*   >> Lezen Onderwijs artikelen >> family >> family health safety

Krachttraining Tips en advies voor de Triathlete

der gezondheid met overhead persen en rotator cuff werk (intern en extern) 5. Bouwen kern van kracht met staande training van de buikspieren, medicijnen bal rotaties en hamstring /Glute ontwikkeling, zoals bridging6. Vermijd machines en gezeten movements7. Vermijd isolatie oefeningen als die kunnen gespierde onevenwichtigheden te bevorderen rond een gewricht, leiden tot verminderde prestaties en verspilde time8. Train kracht 2 3 dagen per week, afhankelijk van uw opleiding cycle9. Trainen voor 45 60 minuten met superset en circuit geformatteerd workouts10.

Rust 60-90 seconden tussen de meeste grote kracht movements11. Ontwikkelen totale vermogen met doos springt, reinigt, waterkoker bel werk, en geneeskunde bal throws12. Zorg ervoor dat dynamische warm-ups uit te voeren voorafgaand aan de opleiding om weefsel kwaliteit, gezamenlijke gezondheid, en de totale mobiliteit te bevorderen. Dit kan met schuim rollen en dynamische stretching13. Breng 5 7 minuten stretching probleemgebieden na de training. Gebieden te concentreren op zijn heupbuigers, heup rotators, schouders en borst, en hamstrings.
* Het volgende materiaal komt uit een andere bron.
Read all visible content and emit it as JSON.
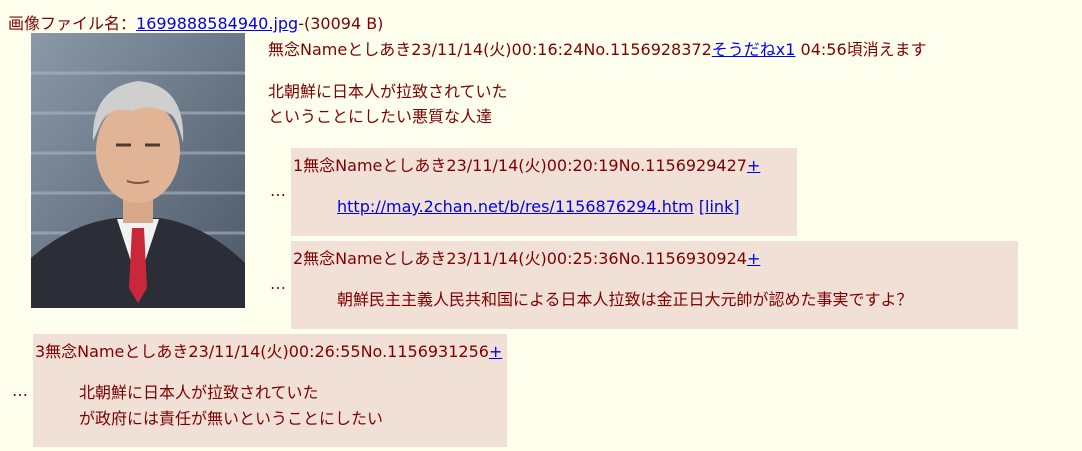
{
  "file": {
    "prefix": "画像ファイル名：",
    "name": "1699888584940.jpg",
    "size": "-(30094 B)"
  },
  "op": {
    "header": "無念Nameとしあき23/11/14(火)00:16:24No.1156928372",
    "soudane": "そうだねx1",
    "expire": " 04:56頃消えます",
    "lines": [
      "北朝鮮に日本人が拉致されていた",
      "ということにしたい悪質な人達"
    ]
  },
  "replies": [
    {
      "dots": "…",
      "header": "1無念Nameとしあき23/11/14(火)00:20:19No.1156929427",
      "plus": "+",
      "url": "http://may.2chan.net/b/res/1156876294.htm",
      "link_open": " [",
      "link_label": "link",
      "link_close": "]"
    },
    {
      "dots": "…",
      "header": "2無念Nameとしあき23/11/14(火)00:25:36No.1156930924",
      "plus": "+",
      "line1": "朝鮮民主主義人民共和国による日本人拉致は金正日大元帥が認めた事実ですよ？"
    },
    {
      "dots": "…",
      "header": "3無念Nameとしあき23/11/14(火)00:26:55No.1156931256",
      "plus": "+",
      "line1": "北朝鮮に日本人が拉致されていた",
      "line2": "が政府には責任が無いということにしたい"
    }
  ],
  "colors": {
    "background": "#ffffee",
    "text": "#800000",
    "link": "#0000ee",
    "reply_bg": "#f0e0d6"
  }
}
Incorporate deze technieken in je opleiding en je zult duidelijke verbetering van de algehele snelheid, kracht, uithoudingsvermogen en gezondheid te zien. De hulp inroepen van een gekwalificeerde personal trainer of kracht coach met ervaring in de triatleet training. Programmering moet specifieke en goed gepland om overbelasting te voorkomen of burn-out te zijn.